A rights-based approach to post-COVID tourism recovery in Malawi?
When COVID19 spread across the globe in 2020, disrupting international and regional tourism, it was the small-scale participants benefitting from tourism activities who were most critically affected.
They did not have the savings to weather the effects of prolonged business interruptions. And nowhere more so than in the global south, and those African states heavily dependent on tourism, such as Malawi.
“Even before COVID-19, tourism wasn’t a silver bullet for poverty reduction. It’s not like these communities were suddenly wealthy from tourism. Many were already struggling,” said Malidadi Langa, the chairperson of the Kasungu Wildlife Conservation for Community Development Association (KAWICCODA) and the Executive Member of CLN in Malawi, “People who live around Kasungu National Park depend on tourism and agriculture. The onset of the COVID-19 pandemic killed tourism and disrupted rural markets. It was a tragedy for many local people.”

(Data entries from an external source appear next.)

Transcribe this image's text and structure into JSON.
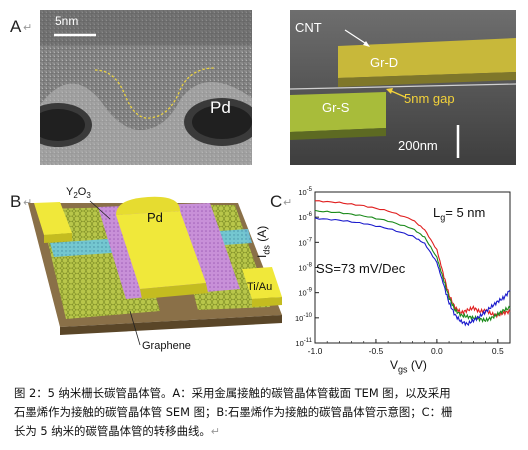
{
  "panels": {
    "a": {
      "letter": "A",
      "return_mark": "↵",
      "scale_bar": "5nm",
      "label_metal": "Pd"
    },
    "b_sem": {
      "label_cnt": "CNT",
      "label_drain": "Gr-D",
      "label_source": "Gr-S",
      "label_gap": "5nm gap",
      "scale_bar": "200nm"
    },
    "b": {
      "letter": "B",
      "return_mark": "↵",
      "label_oxide_main": "Y",
      "label_oxide_sub1": "2",
      "label_oxide_mid": "O",
      "label_oxide_sub2": "3",
      "label_gate": "Pd",
      "label_contact": "Ti/Au",
      "label_channel": "Graphene"
    },
    "c": {
      "letter": "C",
      "return_mark": "↵"
    }
  },
  "chart_data": {
    "type": "line",
    "xlabel_main": "V",
    "xlabel_sub": "gs",
    "xlabel_unit": " (V)",
    "ylabel_main": "I",
    "ylabel_sub": "ds",
    "ylabel_unit": " (A)",
    "xlim": [
      -1.0,
      0.6
    ],
    "ylim_log10": [
      -11,
      -5
    ],
    "x_ticks": [
      "-1.0",
      "-0.5",
      "0.0",
      "0.5"
    ],
    "y_ticks": [
      {
        "base": "10",
        "exp": "-5"
      },
      {
        "base": "10",
        "exp": "-6"
      },
      {
        "base": "10",
        "exp": "-7"
      },
      {
        "base": "10",
        "exp": "-8"
      },
      {
        "base": "10",
        "exp": "-9"
      },
      {
        "base": "10",
        "exp": "-10"
      },
      {
        "base": "10",
        "exp": "-11"
      }
    ],
    "annotation_lg_main": "L",
    "annotation_lg_sub": "g",
    "annotation_lg_value": "= 5 nm",
    "annotation_ss": "SS=73 mV/Dec",
    "series": [
      {
        "color": "#e02020",
        "x": [
          -1.0,
          -0.8,
          -0.6,
          -0.4,
          -0.2,
          -0.1,
          0.0,
          0.05,
          0.1,
          0.15,
          0.2,
          0.25,
          0.3,
          0.35,
          0.4,
          0.45,
          0.5,
          0.55,
          0.6
        ],
        "log10_y": [
          -5.35,
          -5.42,
          -5.55,
          -5.75,
          -6.1,
          -6.5,
          -7.3,
          -8.2,
          -9.1,
          -9.6,
          -9.8,
          -9.7,
          -9.6,
          -9.75,
          -9.7,
          -9.85,
          -9.9,
          -9.8,
          -9.75
        ]
      },
      {
        "color": "#1a8a1a",
        "x": [
          -1.0,
          -0.8,
          -0.6,
          -0.4,
          -0.2,
          -0.1,
          0.0,
          0.05,
          0.1,
          0.15,
          0.2,
          0.25,
          0.3,
          0.35,
          0.4,
          0.45,
          0.5,
          0.55,
          0.6
        ],
        "log10_y": [
          -5.75,
          -5.82,
          -5.95,
          -6.15,
          -6.45,
          -6.8,
          -7.6,
          -8.4,
          -9.2,
          -9.7,
          -9.9,
          -9.95,
          -10.0,
          -10.05,
          -10.1,
          -10.0,
          -9.85,
          -9.7,
          -9.6
        ]
      },
      {
        "color": "#1a1acc",
        "x": [
          -1.0,
          -0.8,
          -0.6,
          -0.4,
          -0.2,
          -0.1,
          0.0,
          0.05,
          0.1,
          0.15,
          0.2,
          0.25,
          0.3,
          0.35,
          0.4,
          0.45,
          0.5,
          0.55,
          0.6
        ],
        "log10_y": [
          -6.05,
          -6.12,
          -6.25,
          -6.45,
          -6.75,
          -7.05,
          -7.8,
          -8.6,
          -9.4,
          -9.9,
          -10.15,
          -10.25,
          -10.1,
          -9.95,
          -9.75,
          -9.55,
          -9.35,
          -9.2,
          -8.9
        ]
      }
    ]
  },
  "caption": {
    "line1": "图 2：5 纳米栅长碳管晶体管。A：采用金属接触的碳管晶体管截面 TEM 图，以及采用",
    "line2": "石墨烯作为接触的碳管晶体管 SEM 图；B:石墨烯作为接触的碳管晶体管示意图；C：栅",
    "line3": "长为 5 纳米的碳管晶体管的转移曲线。",
    "return_mark": "↵"
  }
}
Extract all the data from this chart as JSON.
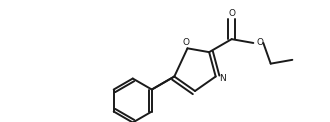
{
  "background_color": "#ffffff",
  "line_color": "#1a1a1a",
  "line_width": 1.4,
  "figsize": [
    3.3,
    1.22
  ],
  "dpi": 100,
  "xlim": [
    0,
    3.3
  ],
  "ylim": [
    0,
    1.22
  ]
}
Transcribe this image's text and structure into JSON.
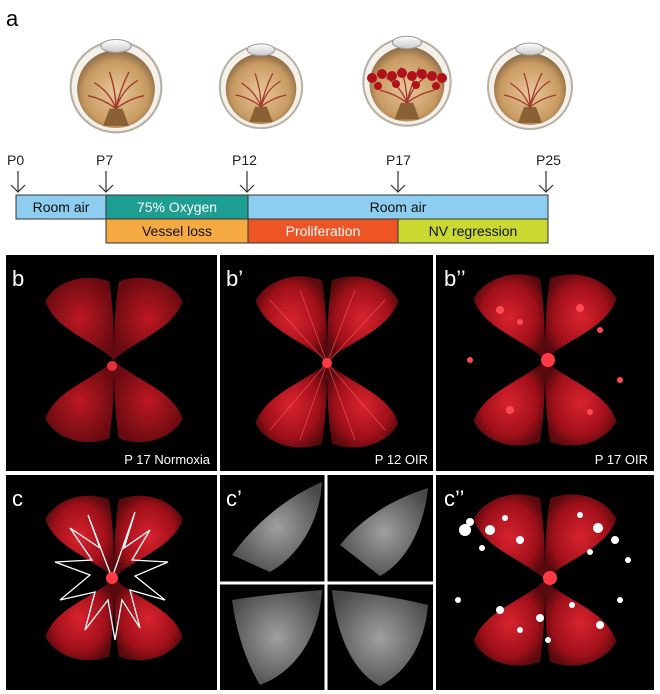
{
  "panel_labels": {
    "a": "a",
    "b": "b",
    "b1": "b’",
    "b2": "b’’",
    "c": "c",
    "c1": "c’",
    "c2": "c’’"
  },
  "timeline": {
    "days": [
      "P0",
      "P7",
      "P12",
      "P17",
      "P25"
    ],
    "oxygen_row": {
      "room_air_1": "Room air",
      "oxygen": "75% Oxygen",
      "room_air_2": "Room air"
    },
    "phase_row": {
      "vessel_loss": "Vessel loss",
      "proliferation": "Proliferation",
      "nv_regression": "NV regression"
    }
  },
  "captions": {
    "b": "P 17 Normoxia",
    "b1": "P 12 OIR",
    "b2": "P 17 OIR"
  },
  "colors": {
    "room_air": "#8ccdf0",
    "oxygen": "#1e9e93",
    "vessel_loss": "#f5a941",
    "proliferation": "#ee5526",
    "nv_regression": "#c9d931",
    "retina_red": "#c8141e",
    "panel_bg": "#000000"
  },
  "icons": [
    "eyeball-icon",
    "down-arrow-icon"
  ]
}
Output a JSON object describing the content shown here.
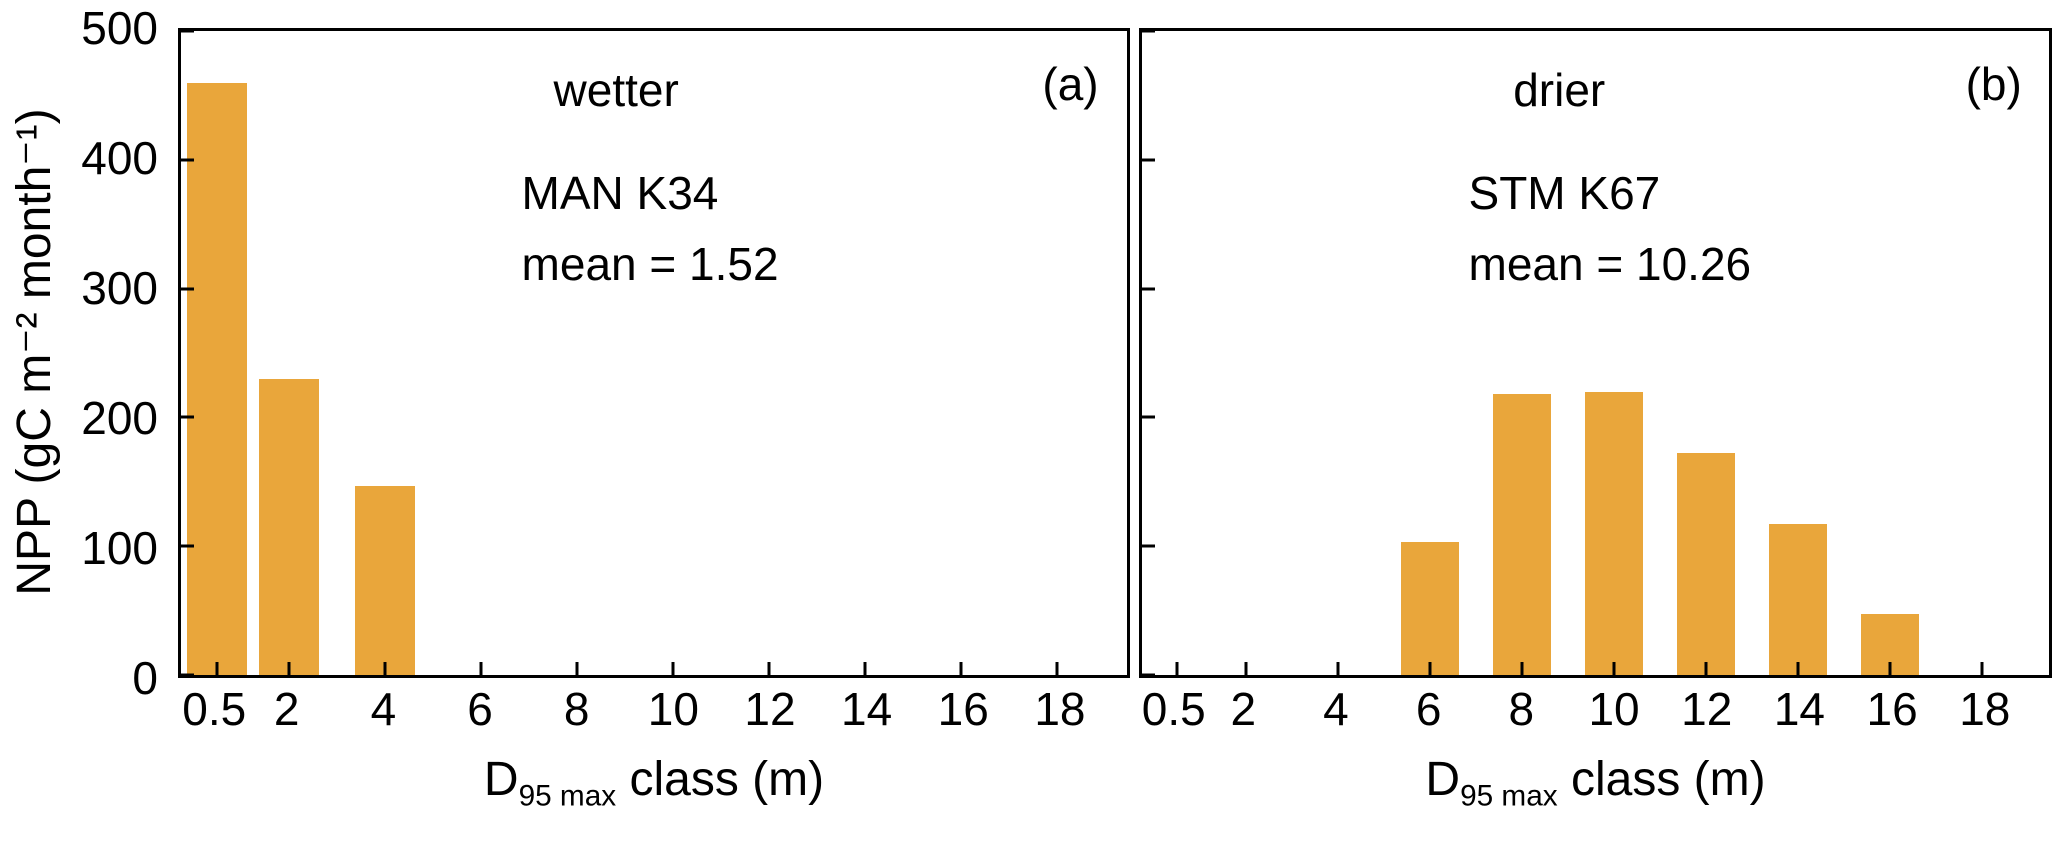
{
  "chart_data": {
    "type": "bar",
    "ylabel": "NPP (gC m⁻² month⁻¹)",
    "ylim": [
      0,
      500
    ],
    "yticks": [
      0,
      100,
      200,
      300,
      400,
      500
    ],
    "xlabel": {
      "base": "D",
      "sub": "95 max",
      "rest": " class (m)"
    },
    "categories": [
      0.5,
      2,
      4,
      6,
      8,
      10,
      12,
      14,
      16,
      18
    ],
    "x_axis_range": [
      -0.25,
      19.45
    ],
    "bar_width_units": 1.25,
    "bar_color": "#E9A63B",
    "grid": false,
    "legend": "none",
    "panels": [
      {
        "label": "(a)",
        "condition": "wetter",
        "site": "MAN K34",
        "mean_text": "mean = 1.52",
        "values": [
          460,
          230,
          147,
          0,
          0,
          0,
          0,
          0,
          0,
          0
        ]
      },
      {
        "label": "(b)",
        "condition": "drier",
        "site": "STM K67",
        "mean_text": "mean = 10.26",
        "values": [
          0,
          0,
          0,
          103,
          218,
          220,
          172,
          117,
          47,
          0
        ]
      }
    ]
  }
}
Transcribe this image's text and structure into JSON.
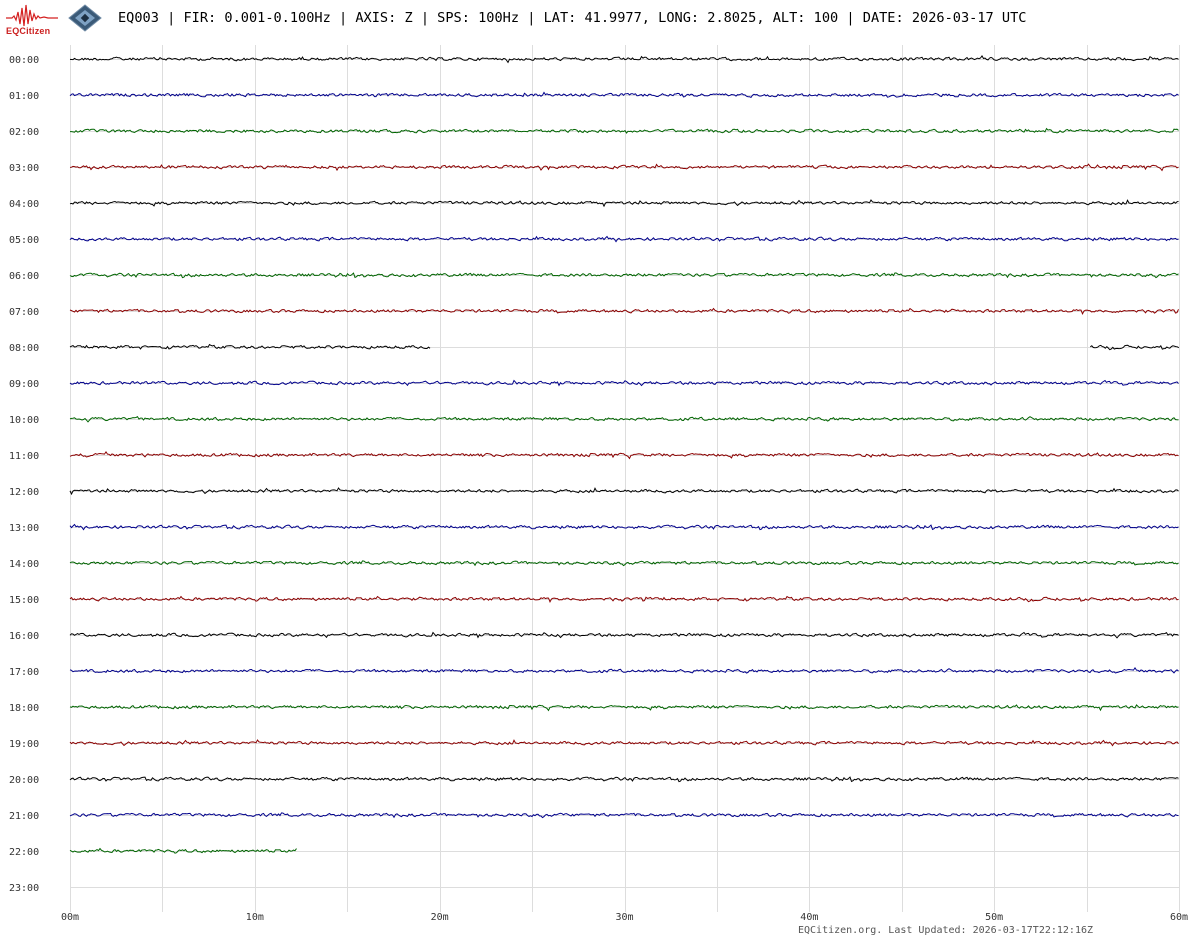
{
  "header": {
    "logo_text": "EQCitizen",
    "title": "EQ003 | FIR: 0.001-0.100Hz | AXIS: Z | SPS: 100Hz | LAT: 41.9977, LONG: 2.8025, ALT: 100 | DATE: 2026-03-17 UTC"
  },
  "footer": {
    "text": "EQCitizen.org. Last Updated: 2026-03-17T22:12:16Z"
  },
  "colors": {
    "cycle": [
      "#000000",
      "#00008b",
      "#006400",
      "#8b0000"
    ],
    "grid": "#dddddd",
    "label": "#333333"
  },
  "chart_data": {
    "type": "line",
    "description_kind": "helicorder",
    "x_ticks": [
      "00m",
      "10m",
      "20m",
      "30m",
      "40m",
      "50m",
      "60m"
    ],
    "xlim": [
      0,
      60
    ],
    "grid": true,
    "rows": [
      {
        "label": "00:00",
        "segments": [
          [
            0,
            60
          ]
        ]
      },
      {
        "label": "01:00",
        "segments": [
          [
            0,
            60
          ]
        ]
      },
      {
        "label": "02:00",
        "segments": [
          [
            0,
            60
          ]
        ]
      },
      {
        "label": "03:00",
        "segments": [
          [
            0,
            60
          ]
        ]
      },
      {
        "label": "04:00",
        "segments": [
          [
            0,
            60
          ]
        ]
      },
      {
        "label": "05:00",
        "segments": [
          [
            0,
            60
          ]
        ]
      },
      {
        "label": "06:00",
        "segments": [
          [
            0,
            60
          ]
        ]
      },
      {
        "label": "07:00",
        "segments": [
          [
            0,
            60
          ]
        ]
      },
      {
        "label": "08:00",
        "segments": [
          [
            0,
            19.5
          ],
          [
            55.2,
            60
          ]
        ]
      },
      {
        "label": "09:00",
        "segments": [
          [
            0,
            60
          ]
        ]
      },
      {
        "label": "10:00",
        "segments": [
          [
            0,
            60
          ]
        ]
      },
      {
        "label": "11:00",
        "segments": [
          [
            0,
            60
          ]
        ]
      },
      {
        "label": "12:00",
        "segments": [
          [
            0,
            60
          ]
        ]
      },
      {
        "label": "13:00",
        "segments": [
          [
            0,
            60
          ]
        ]
      },
      {
        "label": "14:00",
        "segments": [
          [
            0,
            60
          ]
        ]
      },
      {
        "label": "15:00",
        "segments": [
          [
            0,
            60
          ]
        ]
      },
      {
        "label": "16:00",
        "segments": [
          [
            0,
            60
          ]
        ]
      },
      {
        "label": "17:00",
        "segments": [
          [
            0,
            60
          ]
        ]
      },
      {
        "label": "18:00",
        "segments": [
          [
            0,
            60
          ]
        ]
      },
      {
        "label": "19:00",
        "segments": [
          [
            0,
            60
          ]
        ]
      },
      {
        "label": "20:00",
        "segments": [
          [
            0,
            60
          ]
        ]
      },
      {
        "label": "21:00",
        "segments": [
          [
            0,
            60
          ]
        ]
      },
      {
        "label": "22:00",
        "segments": [
          [
            0,
            12.3
          ]
        ]
      },
      {
        "label": "23:00",
        "segments": []
      }
    ]
  }
}
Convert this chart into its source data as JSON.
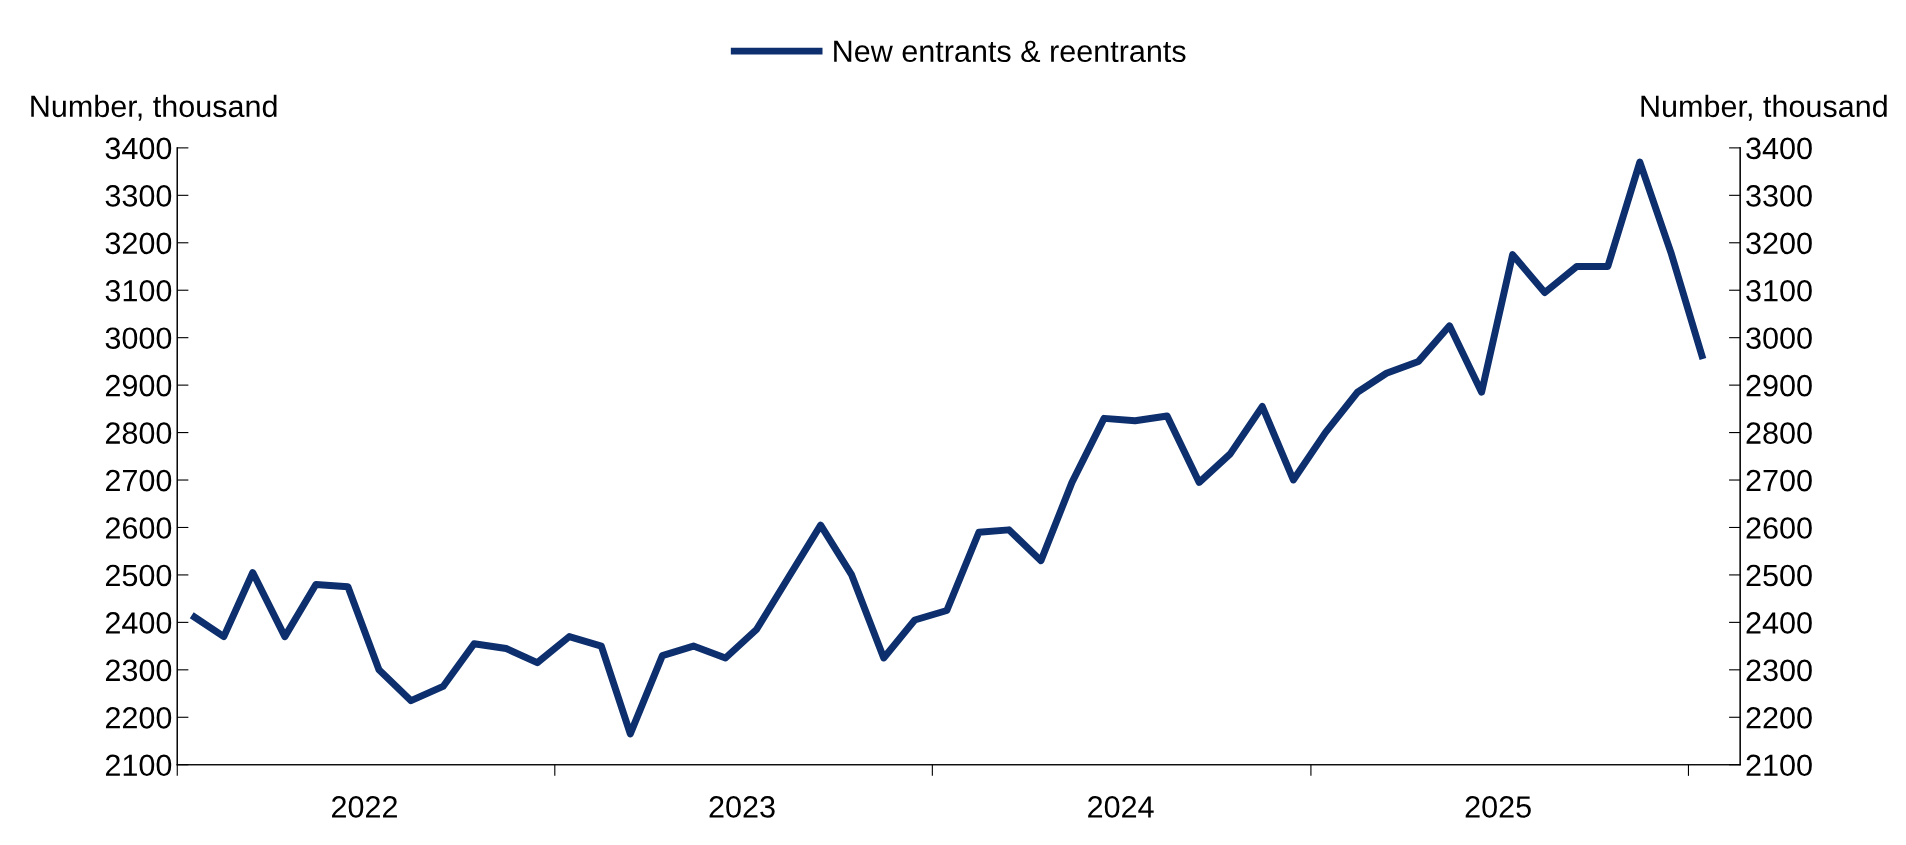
{
  "chart_data": {
    "type": "line",
    "ylabel": "Number, thousand",
    "y2label": "Number, thousand",
    "x": [
      "2022-01-15",
      "2022-02-15",
      "2022-03-15",
      "2022-04-15",
      "2022-05-15",
      "2022-06-15",
      "2022-07-15",
      "2022-08-15",
      "2022-09-15",
      "2022-10-15",
      "2022-11-15",
      "2022-12-15",
      "2023-01-15",
      "2023-02-15",
      "2023-03-15",
      "2023-04-15",
      "2023-05-15",
      "2023-06-15",
      "2023-07-15",
      "2023-08-15",
      "2023-09-15",
      "2023-10-15",
      "2023-11-15",
      "2023-12-15",
      "2024-01-15",
      "2024-02-15",
      "2024-03-15",
      "2024-04-15",
      "2024-05-15",
      "2024-06-15",
      "2024-07-15",
      "2024-08-15",
      "2024-09-15",
      "2024-10-15",
      "2024-11-15",
      "2024-12-15",
      "2025-01-15",
      "2025-02-15",
      "2025-03-15",
      "2025-04-15",
      "2025-05-15",
      "2025-06-15",
      "2025-07-15",
      "2025-08-15",
      "2025-09-15",
      "2025-10-15",
      "2025-11-15",
      "2025-12-15",
      "2026-01-15"
    ],
    "series": [
      {
        "name": "New entrants & reentrants",
        "color": "#0d2f6e",
        "values": [
          2415,
          2370,
          2505,
          2370,
          2480,
          2475,
          2300,
          2235,
          2265,
          2355,
          2345,
          2315,
          2370,
          2350,
          2165,
          2330,
          2350,
          2325,
          2385,
          2495,
          2605,
          2500,
          2325,
          2405,
          2425,
          2590,
          2595,
          2530,
          2695,
          2830,
          2825,
          2835,
          2695,
          2755,
          2855,
          2700,
          2800,
          2885,
          2925,
          2950,
          3025,
          2885,
          3175,
          3095,
          3150,
          3150,
          3370,
          3180,
          2955
        ]
      }
    ],
    "xlim": [
      "2022-01-01",
      "2026-02-20"
    ],
    "xticks": [
      {
        "value": "2022-01-01",
        "label": null
      },
      {
        "value": "2022-07-01",
        "label": "2022"
      },
      {
        "value": "2023-01-01",
        "label": null
      },
      {
        "value": "2023-07-01",
        "label": "2023"
      },
      {
        "value": "2024-01-01",
        "label": null
      },
      {
        "value": "2024-07-01",
        "label": "2024"
      },
      {
        "value": "2025-01-01",
        "label": null
      },
      {
        "value": "2025-07-01",
        "label": "2025"
      },
      {
        "value": "2026-01-01",
        "label": null
      }
    ],
    "ylim": [
      2100,
      3400
    ],
    "yticks": [
      2100,
      2200,
      2300,
      2400,
      2500,
      2600,
      2700,
      2800,
      2900,
      3000,
      3100,
      3200,
      3300,
      3400
    ],
    "y2lim": [
      2100,
      3400
    ],
    "y2ticks": [
      2100,
      2200,
      2300,
      2400,
      2500,
      2600,
      2700,
      2800,
      2900,
      3000,
      3100,
      3200,
      3300,
      3400
    ],
    "legend": "top",
    "grid": false,
    "marker": "none",
    "line_style": "solid"
  }
}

“The impact was widespread. People who sell curios, supply produce, and work in lodges suddenly had no income, sometimes not even to buy food for that day. There were tour guides who had to become fishermen. Men and women were cutting trees for charcoal. People were desperate,” said Brighten Ndawala from the Mangochi–Salima Lake Park Association (MASALAPA).
Although Malawi lifted most travel restrictions – travelers have been slow to return, says Ndwala, who estimates that recent arrivals to Lake Malawi National Park are still at least 80% lower than pre-pandemic.
Rights-based recovery
“This is massive. A third of the country’s jobs in this sector were lost, affecting over half a million people who rely on tourism to meet their daily needs,” said WWF’s Nikhil Advani. He is the project manager for the Africa Nature-Based Tourism Platform, which interviewed 50 tourism-related enterprises in Malawi in the months following the pandemic’s start. According to the data collected, none could sustain operations at pre-pandemic levels without urgent funds. “Most stated that they would prefer these funds in the form of soft loans or grants, but the preference for the form of financial support was secondary to how urgently it was required,” noted Advani.
KAWICCODA is the African Nature-Based platform’s partner in Malawi, a country with many natural attractions, like Lake Malawi, national parks, and cultural and historical attractions.
Thanks to initiatives to respond to the effects of COVID-19, the pandemic has also opened up an opportunity to reshape the tourism economy in Africa.
The country’s National Wildlife Act ensures peoples’ rights to benefit from tourism and conservation; Malidadi Langa believes that with the proper support, including aggressive advocacy from community organisations like KAWICCODA, Malawians – including women – will find ways for community-based natural resource management to better their lives. As Chairperson of the National CBNRM Forum, Malidadi represents Malawi Community Based Natural Resource Management Forum in the Community Leaders Network of Southern Africa (CLN), which advocates for community rights.
“The first step is to get local communities empowered and defend the gains we have made in conservation in our protected areas,” he said. This includes ensuring tourism revenues improve the well-being of local communities and promote local tourism in the domestic market while establishing complementary businesses that are nature-compatible. As well as revenue and benefit-sharing, there are other challenges around human-wildlife conflict, access to resources within the parks, and approaches to law enforcement that also need to be addressed.
“Throughout southern Africa, we now have a small window of opportunity for people to rethink their strategies and recapitalise their businesses.”